A

David

Darling

Omega Centauri (NGC 5139)

Omega Centauri (NGC 4139)

Hubble Space Telescope image of Omega Centauri. Credit: NASA, ESA and the Hubble Heritage Team (STScI/AURA).


Omega Centauri (NGC 4139), Spitzer Space Telescope

Spitzer Space Telescope and CTIO image of Omega Centauri. Red- and yellow-colored dots are red giant stars revealed by Spitzer. Blue dots are less evolved, like our own sun, and were captured by both Spitzer in infrared eyes and the Blanco 4-meter telescope at Cerro Tololo Inter-American Observatory in visible light. (Some of the larger red spots in the picture are external galaxies.)
Credit: NASA, JPL-Caltech, and M. Boyer (Univ. of Minnesota).
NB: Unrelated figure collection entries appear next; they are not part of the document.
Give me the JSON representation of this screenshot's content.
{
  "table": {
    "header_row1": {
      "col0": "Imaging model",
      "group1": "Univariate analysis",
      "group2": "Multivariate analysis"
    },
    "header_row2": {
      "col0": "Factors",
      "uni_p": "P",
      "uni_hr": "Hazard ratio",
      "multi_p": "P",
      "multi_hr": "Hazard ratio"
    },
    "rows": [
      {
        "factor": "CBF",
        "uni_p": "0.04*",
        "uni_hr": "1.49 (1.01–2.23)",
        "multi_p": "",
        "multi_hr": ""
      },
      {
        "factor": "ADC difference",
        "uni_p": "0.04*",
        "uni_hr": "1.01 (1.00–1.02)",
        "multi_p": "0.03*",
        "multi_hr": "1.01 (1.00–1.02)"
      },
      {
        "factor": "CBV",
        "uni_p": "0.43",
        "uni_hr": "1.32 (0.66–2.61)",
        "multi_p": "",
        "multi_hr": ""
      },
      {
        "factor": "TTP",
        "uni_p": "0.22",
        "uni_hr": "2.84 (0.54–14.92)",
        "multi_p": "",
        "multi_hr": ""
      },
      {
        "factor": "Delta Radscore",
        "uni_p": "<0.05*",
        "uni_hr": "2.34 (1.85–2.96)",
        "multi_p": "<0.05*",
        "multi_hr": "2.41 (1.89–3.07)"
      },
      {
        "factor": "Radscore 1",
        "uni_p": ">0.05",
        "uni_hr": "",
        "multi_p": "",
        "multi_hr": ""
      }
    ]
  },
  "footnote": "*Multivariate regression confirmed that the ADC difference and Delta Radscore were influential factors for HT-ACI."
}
Omega Centauri (NGC 5139) is the largest and most luminous globular cluster in the Milky Way Galaxy. Omega Centauri was first listed in Ptolemy's catalogue nearly two thousand years ago as a single star and given a stellar designation by Bayer. In 1677 Edmond Halley reported it as a nebula, and in the 1830s the John Herschel was the first to correctly identify it as a globular cluster.

 

With a mass of roughly 5 million solar masses, Omega Centauri is about 10 times as massive as a typical big globular and about as massive as the smallest of whole galaxies. It also rotates faster than most globular clusters and has distinctly flattened shape. In the Local Group, it is outshone, among others of its type, only by G1 in the Andromeda Galaxy. A 1999 study suggested that the stars of Omega Centauri did not all form at once but rather over a 2-billion-year period, with several starburst peaks – the first evidence of multiple populations in a globular cluster. The team who carried out this work speculated that this result may indicate that Omega Centauri is the remnant of the nucleus of a small galaxy that merged with our Milky Way. This suspicion was confirmed in 2008 when a team of astronomers working with the Hubble Space Telescope and the Gemini Observatory reported1 that Omega Centauri probably harbors an intermediate-sized black hole at its core. From the motions of stars at the center of Omega Centauri, which are much higher than expected from the mass deduced from the number and type of stars seen, they deduced the mass of this black hole to be about 40,000 times that of the sun.

 

visual magnitude 3.7
angular diameter 36'
distance 17,000 light-years
position RA 13h 26.8 m,
Dec -47° 29'

 


Reference

1. Noyola, E. et al., "Gemini and Hubble Space Telescope Evidence for an Intermediate Mass Black Hole in ω Centauri," ApJ preprint, doi:10.1086/529002, 2008.